Decitabine inhibits cell proliferation and induces apoptosis of all-trans retinoid acid-resistant acute promyelocytic leukemia NB4-R2 cell line.
- Author:
Mu-Jun XIONG
1
;
Ruo-Zhi XIAO
;
Yan CHEN
;
Jia-Jie CHEN
;
Zi-Jie LONG
;
Xing WU
;
Dong-Jun LIN
Author Information
1. Department of Hematology, ThirSun Yat-Sen University, Guangzhou, Guangdong Province, China.

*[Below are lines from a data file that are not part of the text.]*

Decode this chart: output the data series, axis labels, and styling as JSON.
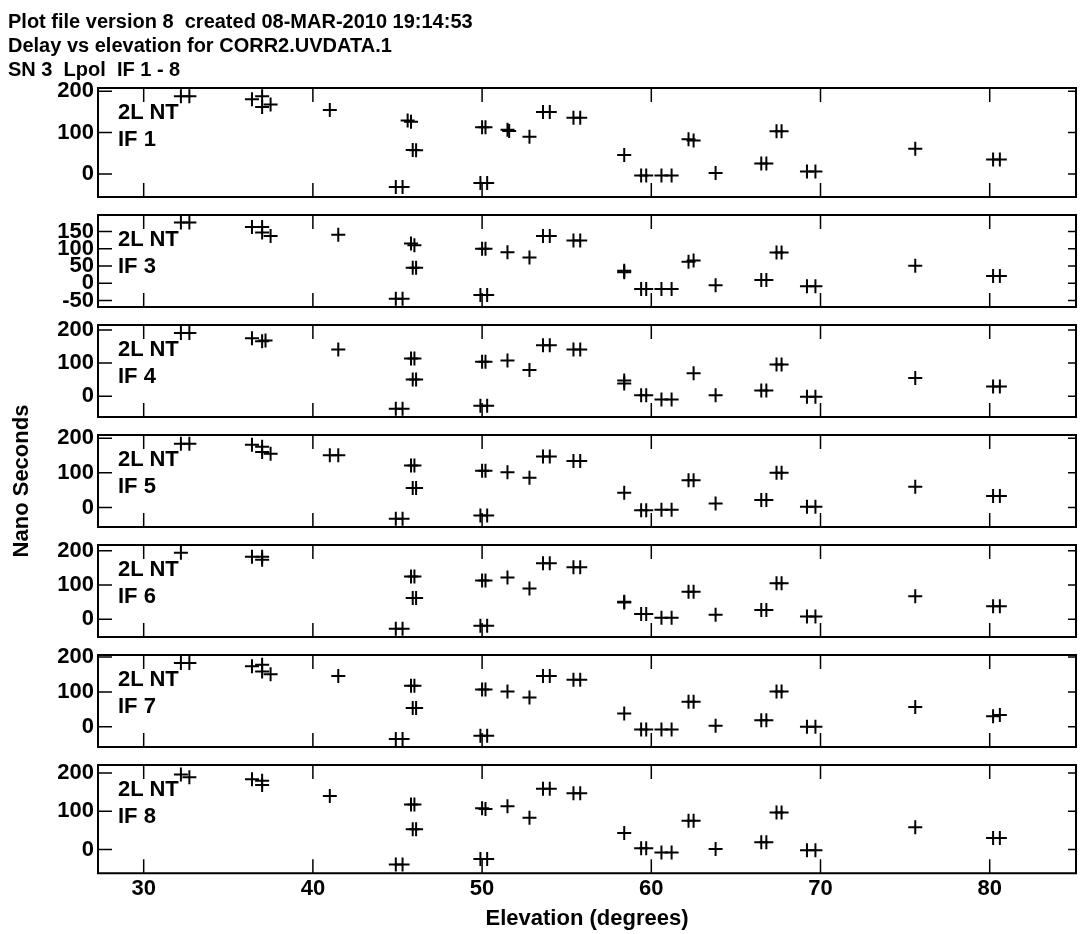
{
  "chart_data": [
    {
      "type": "scatter",
      "title": "Plot file version 8  created 08-MAR-2010 19:14:53\nDelay vs elevation for CORR2.UVDATA.1\nSN 3  Lpol  IF 1 - 8",
      "annotations": [
        "2L NT",
        "IF 1"
      ],
      "color": "#000000",
      "marker": "cross",
      "tick_labels": "y",
      "xlim": [
        27.3,
        85.1
      ],
      "xticks": [
        30,
        40,
        50,
        60,
        70,
        80
      ],
      "ylim": [
        -56,
        208
      ],
      "yticks": [
        0,
        100,
        200
      ],
      "x": [
        32.2,
        32.7,
        36.4,
        37.0,
        37.0,
        37.5,
        41.0,
        45.6,
        45.8,
        45.9,
        46.1,
        44.9,
        45.3,
        50.0,
        50.2,
        49.9,
        50.3,
        51.5,
        51.6,
        52.8,
        53.6,
        54.0,
        55.4,
        55.8,
        58.4,
        59.4,
        59.7,
        60.6,
        61.2,
        62.2,
        62.5,
        63.8,
        66.5,
        66.8,
        67.4,
        67.7,
        69.2,
        69.7,
        75.6,
        80.2,
        80.6
      ],
      "values": [
        188,
        188,
        181,
        188,
        162,
        168,
        155,
        129,
        126,
        58,
        57,
        -32,
        -32,
        113,
        113,
        -22,
        -22,
        107,
        104,
        90,
        150,
        150,
        136,
        136,
        46,
        -4,
        -4,
        -4,
        -4,
        84,
        81,
        2,
        25,
        25,
        103,
        103,
        6,
        6,
        61,
        35,
        35
      ]
    },
    {
      "type": "scatter",
      "annotations": [
        "2L NT",
        "IF 3"
      ],
      "color": "#000000",
      "marker": "cross",
      "tick_labels": "y",
      "xlim": [
        27.3,
        85.1
      ],
      "xticks": [
        30,
        40,
        50,
        60,
        70,
        80
      ],
      "ylim": [
        -69,
        198
      ],
      "yticks": [
        -50,
        0,
        50,
        100,
        150
      ],
      "x": [
        32.2,
        32.7,
        36.4,
        37.0,
        37.0,
        37.5,
        41.5,
        45.8,
        46.0,
        45.9,
        46.1,
        44.9,
        45.3,
        50.0,
        50.2,
        49.9,
        50.3,
        51.5,
        52.8,
        53.6,
        54.0,
        55.4,
        55.8,
        58.4,
        58.4,
        59.4,
        59.7,
        60.6,
        61.2,
        62.2,
        62.5,
        63.8,
        66.5,
        66.8,
        67.4,
        67.7,
        69.2,
        69.7,
        75.6,
        80.2,
        80.6
      ],
      "values": [
        176,
        176,
        163,
        163,
        147,
        137,
        141,
        115,
        110,
        45,
        45,
        -45,
        -45,
        100,
        100,
        -34,
        -34,
        90,
        75,
        137,
        137,
        124,
        124,
        32,
        36,
        -17,
        -17,
        -17,
        -17,
        62,
        66,
        -6,
        9,
        9,
        89,
        89,
        -9,
        -9,
        51,
        21,
        21
      ]
    },
    {
      "type": "scatter",
      "annotations": [
        "2L NT",
        "IF 4"
      ],
      "color": "#000000",
      "marker": "cross",
      "tick_labels": "y",
      "xlim": [
        27.3,
        85.1
      ],
      "xticks": [
        30,
        40,
        50,
        60,
        70,
        80
      ],
      "ylim": [
        -63,
        215
      ],
      "yticks": [
        0,
        100,
        200
      ],
      "x": [
        32.2,
        32.7,
        36.4,
        37.0,
        37.2,
        41.5,
        45.8,
        46.0,
        45.9,
        46.1,
        44.9,
        45.3,
        50.0,
        50.2,
        49.9,
        50.3,
        51.5,
        52.8,
        53.6,
        54.0,
        55.4,
        55.8,
        58.4,
        58.4,
        59.4,
        59.7,
        60.6,
        61.2,
        62.5,
        63.8,
        66.5,
        66.8,
        67.4,
        67.7,
        69.2,
        69.7,
        75.6,
        80.2,
        80.6
      ],
      "values": [
        191,
        191,
        175,
        166,
        168,
        141,
        114,
        114,
        50,
        50,
        -38,
        -38,
        104,
        104,
        -29,
        -29,
        108,
        79,
        154,
        154,
        141,
        141,
        47,
        38,
        3,
        3,
        -10,
        -10,
        69,
        3,
        17,
        17,
        96,
        96,
        -2,
        -2,
        55,
        29,
        29
      ]
    },
    {
      "type": "scatter",
      "annotations": [
        "2L NT",
        "IF 5"
      ],
      "ylabel": "Nano Seconds",
      "color": "#000000",
      "marker": "cross",
      "tick_labels": "y",
      "xlim": [
        27.3,
        85.1
      ],
      "xticks": [
        30,
        40,
        50,
        60,
        70,
        80
      ],
      "ylim": [
        -56,
        209
      ],
      "yticks": [
        0,
        100,
        200
      ],
      "x": [
        32.2,
        32.7,
        36.4,
        37.0,
        37.0,
        37.5,
        41.0,
        41.5,
        45.8,
        46.0,
        45.9,
        46.1,
        44.9,
        45.3,
        50.0,
        50.2,
        49.9,
        50.3,
        51.5,
        52.8,
        53.6,
        54.0,
        55.4,
        55.8,
        58.4,
        59.4,
        59.7,
        60.6,
        61.2,
        62.2,
        62.5,
        63.8,
        66.5,
        66.8,
        67.4,
        67.7,
        69.2,
        69.7,
        75.6,
        80.2,
        80.6
      ],
      "values": [
        184,
        184,
        181,
        175,
        160,
        155,
        151,
        151,
        121,
        121,
        56,
        56,
        -32,
        -32,
        106,
        106,
        -23,
        -23,
        102,
        86,
        147,
        147,
        134,
        134,
        43,
        -8,
        -8,
        -6,
        -6,
        79,
        79,
        12,
        22,
        22,
        100,
        100,
        2,
        2,
        60,
        33,
        33
      ]
    },
    {
      "type": "scatter",
      "annotations": [
        "2L NT",
        "IF 6"
      ],
      "color": "#000000",
      "marker": "cross",
      "tick_labels": "y",
      "xlim": [
        27.3,
        85.1
      ],
      "xticks": [
        30,
        40,
        50,
        60,
        70,
        80
      ],
      "ylim": [
        -52,
        217
      ],
      "yticks": [
        0,
        100,
        200
      ],
      "x": [
        32.2,
        36.4,
        37.0,
        37.0,
        45.8,
        46.0,
        45.9,
        46.1,
        44.9,
        45.3,
        50.0,
        50.2,
        49.9,
        50.3,
        51.5,
        52.8,
        53.6,
        54.0,
        55.4,
        55.8,
        58.4,
        58.4,
        59.4,
        59.7,
        60.6,
        61.2,
        62.2,
        62.5,
        63.8,
        66.5,
        66.8,
        67.4,
        67.7,
        69.2,
        69.7,
        75.6,
        80.2,
        80.6
      ],
      "values": [
        194,
        183,
        183,
        174,
        125,
        125,
        62,
        62,
        -28,
        -28,
        113,
        113,
        -19,
        -19,
        122,
        90,
        164,
        164,
        152,
        152,
        51,
        49,
        15,
        15,
        4,
        4,
        80,
        80,
        13,
        27,
        27,
        105,
        105,
        8,
        8,
        67,
        38,
        38
      ]
    },
    {
      "type": "scatter",
      "annotations": [
        "2L NT",
        "IF 7"
      ],
      "color": "#000000",
      "marker": "cross",
      "tick_labels": "y",
      "xlim": [
        27.3,
        85.1
      ],
      "xticks": [
        30,
        40,
        50,
        60,
        70,
        80
      ],
      "ylim": [
        -58,
        206
      ],
      "yticks": [
        0,
        100,
        200
      ],
      "x": [
        32.2,
        32.7,
        36.4,
        37.0,
        37.0,
        37.5,
        41.5,
        45.8,
        46.0,
        45.9,
        46.1,
        44.9,
        45.3,
        50.0,
        50.2,
        49.9,
        50.3,
        51.5,
        52.8,
        53.6,
        54.0,
        55.4,
        55.8,
        58.4,
        59.4,
        59.7,
        60.6,
        61.2,
        62.2,
        62.5,
        63.8,
        66.5,
        66.8,
        67.4,
        67.7,
        69.2,
        69.7,
        75.6,
        80.2,
        80.6
      ],
      "values": [
        183,
        183,
        174,
        178,
        159,
        151,
        146,
        118,
        118,
        54,
        54,
        -35,
        -35,
        107,
        107,
        -26,
        -26,
        101,
        84,
        146,
        146,
        135,
        135,
        38,
        -8,
        -8,
        -8,
        -8,
        72,
        72,
        3,
        19,
        19,
        101,
        101,
        0,
        0,
        57,
        30,
        34
      ]
    },
    {
      "type": "scatter",
      "annotations": [
        "2L NT",
        "IF 8"
      ],
      "xlabel": "Elevation (degrees)",
      "color": "#000000",
      "marker": "cross",
      "xlim": [
        27.3,
        85.1
      ],
      "xticks": [
        30,
        40,
        50,
        60,
        70,
        80
      ],
      "ylim": [
        -62,
        221
      ],
      "yticks": [
        0,
        100,
        200
      ],
      "x": [
        32.2,
        32.7,
        36.4,
        37.0,
        37.0,
        41.0,
        45.8,
        46.0,
        45.9,
        46.1,
        44.9,
        45.3,
        50.0,
        50.2,
        49.9,
        50.3,
        51.5,
        52.8,
        53.6,
        54.0,
        55.4,
        55.8,
        58.4,
        59.4,
        59.7,
        60.6,
        61.2,
        62.2,
        62.5,
        63.8,
        66.5,
        66.8,
        67.4,
        67.7,
        69.2,
        69.7,
        75.6,
        80.2,
        80.6
      ],
      "values": [
        196,
        189,
        184,
        180,
        169,
        140,
        118,
        118,
        53,
        53,
        -39,
        -39,
        108,
        106,
        -25,
        -25,
        113,
        83,
        159,
        159,
        147,
        147,
        43,
        3,
        3,
        -8,
        -8,
        75,
        75,
        1,
        19,
        19,
        97,
        97,
        -2,
        -2,
        58,
        30,
        30
      ]
    }
  ]
}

- Publication Type:Journal Article
- MeSH:
Apoptosis;
drug effects;
Azacitidine;
analogs & derivatives;
pharmacology;
Cell Line, Tumor;
Cell Proliferation;
drug effects;
Drug Resistance, Neoplasm;
Humans;
Leukemia, Promyelocytic, Acute;
metabolism;
pathology;
Tretinoin;
pharmacology
- From:
Journal of Experimental Hematology
2012;20(1):48-52
- CountryChina
- Language:Chinese
-
Abstract:
The aim of this study was to investigate the proliferation-inhibitory and inducing apoptotic effects of decitabine (DAC) on acute promyelocytic leukemia NB4-R2 cells. Cell inhibitory rate was determined by cell proliferation and cytotoxicity assay (WST-1 assay) after NB4-R2 cells were treated with 0.01 - 0.5 µmol/L DAC for 24, 48 and 72 h. Apoptosis of NB4-R2 cells treated with 0.05 - 5 µmol/L DAC for 48 h was detected by flow cytometry with PI staining and AnnexinV/PI staining. Reverse transcription-PCR (RT-PCR) was used to determine the mRNA expression level of MDR1 gene encoding P-glycoprotein (P-gp). The results indicated that DAC (0.01 - 0.5 µmol/L) inhibited the proliferation of NB4-R2 cells in both time- and concentration-dependent manners. The IC(50) of DAC on the viability of NB4-R2 cells after treatment for 48 and 72 h were 0.089 and 0.064 µmol/L respectively. DAC (0.05 - 5 µmol/L) induced NB4-R2 cell apoptosis in dose-dependent manner with down-regulation of MDR 1 gene expression. It is concluded that a low concentration of DAC (< 0.5 µmol/L) inhibits cell proliferation, while higher concentration of DAC (1 or 5 µmol/L) induces apoptosis on NB4-R2 cells, accompanied with reduction of MDR1 levels.